The business model of buying a new product at retail and then re-selling it for more via eBay makes absolutely NO economic sense because everyone can buy the same product at retail that you're selling for more via eBay. For you to sell at or below retail the source of your product must be from someone selling it you at wholesale -- or the product is counterfeit. Wholesalers, however, are contractually restricted by the product manufacturers from selling their products to just anyone [they're normally limited to retail stores] and as for the counterfeiters they sell unlawful products.
So how on earth can you lawfully sell new clothes at or below retail prices on eBay? You can't. And that's why if you do you will stir up more trouble than you can handle.
The above is general information ONLY and is not legal advice, does not form an attorney-client relationship, and should NOT be relied upon to take or refrain from taking any action. I am not your attorney. You should seek the advice of competent counsel before taking any action related to your inquiry.

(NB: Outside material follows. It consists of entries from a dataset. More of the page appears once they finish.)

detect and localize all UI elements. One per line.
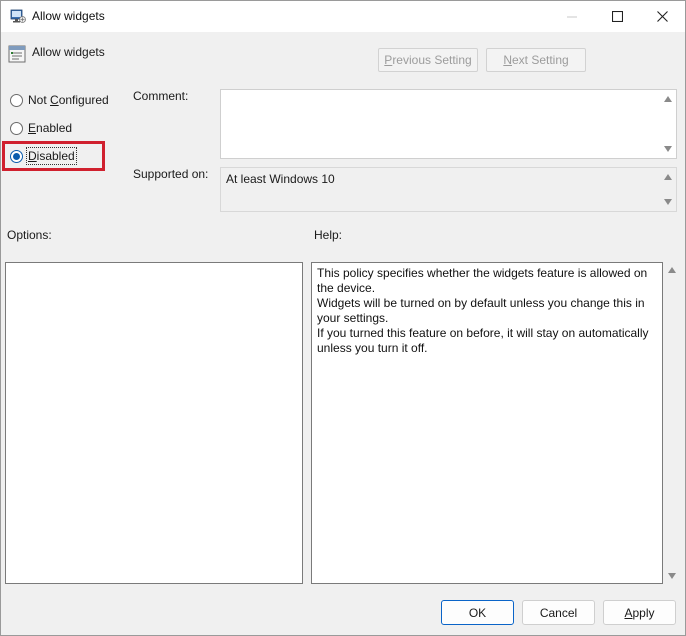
close-button[interactable] (639, 1, 685, 32)
radio-label-not-configured: Not Configured (28, 93, 109, 107)
policy-title: Allow widgets (32, 45, 105, 59)
radio-not-configured[interactable]: Not Configured (10, 93, 109, 107)
comment-label: Comment: (133, 89, 189, 103)
window-title: Allow widgets (32, 9, 105, 23)
policy-dialog: Allow widgets Allow widgets Previous Set… (0, 0, 686, 636)
supported-on-label: Supported on: (133, 167, 209, 181)
supported-scroll-down[interactable] (662, 196, 674, 208)
triangle-down-icon (664, 199, 672, 205)
help-label: Help: (314, 228, 343, 242)
radio-enabled[interactable]: Enabled (10, 121, 72, 135)
help-scroll-down[interactable] (666, 570, 678, 582)
triangle-down-icon (668, 573, 676, 579)
help-paragraph: This policy specifies whether the widget… (317, 266, 648, 295)
apply-label: Apply (624, 605, 655, 620)
radio-button-enabled[interactable] (10, 121, 23, 135)
policy-app-icon (10, 8, 26, 24)
supported-on-box[interactable]: At least Windows 10 (220, 167, 677, 212)
cancel-button[interactable]: Cancel (522, 600, 595, 625)
previous-setting-button[interactable]: Previous Setting (378, 48, 478, 72)
supported-on-text: At least Windows 10 (226, 172, 335, 186)
minimize-icon (567, 16, 577, 17)
policy-setting-icon (8, 45, 26, 63)
radio-label-enabled: Enabled (28, 121, 73, 135)
triangle-up-icon (668, 267, 676, 273)
comment-scroll-down[interactable] (662, 143, 674, 155)
help-scroll-up[interactable] (666, 264, 678, 276)
triangle-down-icon (664, 146, 672, 152)
minimize-button[interactable] (549, 1, 595, 32)
triangle-up-icon (664, 174, 672, 180)
radio-label-disabled: Disabled (26, 147, 77, 165)
maximize-icon (611, 11, 623, 22)
triangle-up-icon (664, 96, 672, 102)
next-setting-button[interactable]: Next Setting (486, 48, 586, 72)
close-icon (656, 11, 668, 22)
comment-textbox[interactable] (220, 89, 677, 159)
options-label: Options: (7, 228, 52, 242)
maximize-button[interactable] (594, 1, 640, 32)
help-paragraph: If you turned this feature on before, it… (317, 326, 649, 355)
radio-button-not-configured[interactable] (10, 93, 23, 107)
comment-scroll-up[interactable] (662, 93, 674, 105)
help-paragraph: Widgets will be turned on by default unl… (317, 296, 645, 325)
title-bar[interactable]: Allow widgets (1, 1, 685, 32)
options-panel[interactable] (5, 262, 303, 584)
apply-button[interactable]: Apply (603, 600, 676, 625)
radio-disabled[interactable]: Disabled (10, 147, 77, 165)
next-setting-label: Next Setting (503, 53, 569, 67)
supported-scroll-up[interactable] (662, 171, 674, 183)
ok-button[interactable]: OK (441, 600, 514, 625)
radio-button-disabled[interactable] (10, 149, 23, 163)
help-panel[interactable]: This policy specifies whether the widget… (311, 262, 663, 584)
previous-setting-label: Previous Setting (384, 53, 472, 67)
help-text: This policy specifies whether the widget… (317, 266, 657, 356)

Many times a large store will buy too much of a product, and it goes out the back door as "gray goods." Their contract with the trademark owner says they cannot do this, but it happens anyway. Then, a different part of the large store's management complains loudly about the competition.
Gray goods can also be purchased in foreign markets and brought into the the US for sale. They are not always the same product that would be sold in the US, but they have the same brand name, and are not actually "counterfeit."
These actions explains how someone can obtain a number of items of legitimate goods that can be sold on eBay at below retail prices and still make money. However, in response to complaints of large store consumers, Brand name owners may try to pursue people doing this selling. Or they may try to stop sales of foreign versions of a product, which may be subject to different quality control, for example.
This is not legal advice and no attorney-client relationship is formed through this response in a public forum.